- THE MAGAZINE
- FOOD MASTER
The increasing popularity of lupin as a food additive in gluten-free products is causing concern among some in the industry because of its potential to cause allergic reactions that many US consumers may not realize.
According to FDA, which has issued and alert on the ingredient, lupin-derived ingredients are used in gluten-free products because they are good substitutes for gluten-containing flours.
“We’re seeing more gluten-free products on the grocery aisles these days,” said Stefano Luccioli, senior medical advisor at FDA.
But food safety specialists at Kansas State University warn the legume, which is in the plant family as peanuts, contains the same protein that causes allergic reactions to peanuts and soybeans.
“Lupin is a yellow-colored bean that's very popular in Europe, Mediterranean countries, Australia and New Zealand,” said Karen Blakeslee, Kansas State University extension specialist in food science and coordinator of the Rapid Response Center. “However, it is new to the US and because of that, many consumers have never heard of it and may not realize that lupin has the same protein that causes allergic reactions to peanuts and soybeans.”

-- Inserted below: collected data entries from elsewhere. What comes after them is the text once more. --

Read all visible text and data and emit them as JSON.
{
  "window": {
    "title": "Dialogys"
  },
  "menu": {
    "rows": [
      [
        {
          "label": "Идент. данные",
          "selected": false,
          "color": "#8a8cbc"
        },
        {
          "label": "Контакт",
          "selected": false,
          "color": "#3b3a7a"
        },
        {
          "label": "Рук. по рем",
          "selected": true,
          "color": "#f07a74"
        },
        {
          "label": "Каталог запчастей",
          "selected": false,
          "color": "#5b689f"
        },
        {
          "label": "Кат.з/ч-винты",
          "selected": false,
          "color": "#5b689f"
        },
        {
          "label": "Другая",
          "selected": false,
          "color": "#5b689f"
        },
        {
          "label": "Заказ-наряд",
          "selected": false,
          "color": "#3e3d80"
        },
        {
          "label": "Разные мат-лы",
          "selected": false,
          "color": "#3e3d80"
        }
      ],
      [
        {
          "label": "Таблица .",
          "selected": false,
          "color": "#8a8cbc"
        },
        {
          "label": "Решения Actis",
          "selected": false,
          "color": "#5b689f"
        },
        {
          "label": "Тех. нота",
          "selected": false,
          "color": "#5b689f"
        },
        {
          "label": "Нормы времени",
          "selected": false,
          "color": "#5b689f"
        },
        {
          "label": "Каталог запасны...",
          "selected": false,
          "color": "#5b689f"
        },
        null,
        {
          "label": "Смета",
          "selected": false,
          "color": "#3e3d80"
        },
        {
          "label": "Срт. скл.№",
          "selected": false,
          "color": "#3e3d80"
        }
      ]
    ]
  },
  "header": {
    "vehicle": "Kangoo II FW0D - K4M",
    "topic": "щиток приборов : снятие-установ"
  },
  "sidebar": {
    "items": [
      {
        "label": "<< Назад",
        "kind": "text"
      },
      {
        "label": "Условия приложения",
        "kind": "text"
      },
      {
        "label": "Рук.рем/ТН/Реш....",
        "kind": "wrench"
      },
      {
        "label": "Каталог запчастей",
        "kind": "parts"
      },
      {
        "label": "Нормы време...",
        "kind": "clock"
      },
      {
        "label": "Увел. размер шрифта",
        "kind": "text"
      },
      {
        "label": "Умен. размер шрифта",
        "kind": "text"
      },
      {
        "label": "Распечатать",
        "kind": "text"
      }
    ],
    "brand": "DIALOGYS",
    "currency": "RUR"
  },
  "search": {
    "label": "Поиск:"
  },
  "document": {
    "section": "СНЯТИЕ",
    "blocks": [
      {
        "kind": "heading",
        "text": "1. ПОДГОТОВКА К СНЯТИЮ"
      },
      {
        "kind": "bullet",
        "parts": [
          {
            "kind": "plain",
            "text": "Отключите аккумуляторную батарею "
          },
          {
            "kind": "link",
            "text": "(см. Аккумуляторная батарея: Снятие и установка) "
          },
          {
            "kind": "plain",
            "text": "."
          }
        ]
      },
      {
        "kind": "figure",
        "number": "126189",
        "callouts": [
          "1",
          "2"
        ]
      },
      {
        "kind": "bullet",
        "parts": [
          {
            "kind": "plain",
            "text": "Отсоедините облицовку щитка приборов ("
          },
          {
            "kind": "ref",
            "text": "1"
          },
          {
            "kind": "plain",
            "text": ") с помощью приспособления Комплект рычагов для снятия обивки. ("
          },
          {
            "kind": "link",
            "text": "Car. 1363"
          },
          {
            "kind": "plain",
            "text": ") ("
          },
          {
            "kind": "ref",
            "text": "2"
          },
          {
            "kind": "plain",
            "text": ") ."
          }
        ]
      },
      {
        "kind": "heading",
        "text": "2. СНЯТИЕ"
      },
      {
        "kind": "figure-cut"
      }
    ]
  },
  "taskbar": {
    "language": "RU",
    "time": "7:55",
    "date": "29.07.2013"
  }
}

Blakeslee reminded consumers that allergies can develop at any point in a person’s life and consumers should know how to spot the symptoms of an allergic reaction.
Manufacturers are required to list lupin on the food label. According to FDA, reactions to lupin can include anaphylaxis, which is life-threatening and can occur very quickly.
FDA says consumers wishing to avoid lupin — and those with peanut allergies, who need to be particularly careful — can identify its presence by looking for “lupin” or “lupine” on the label.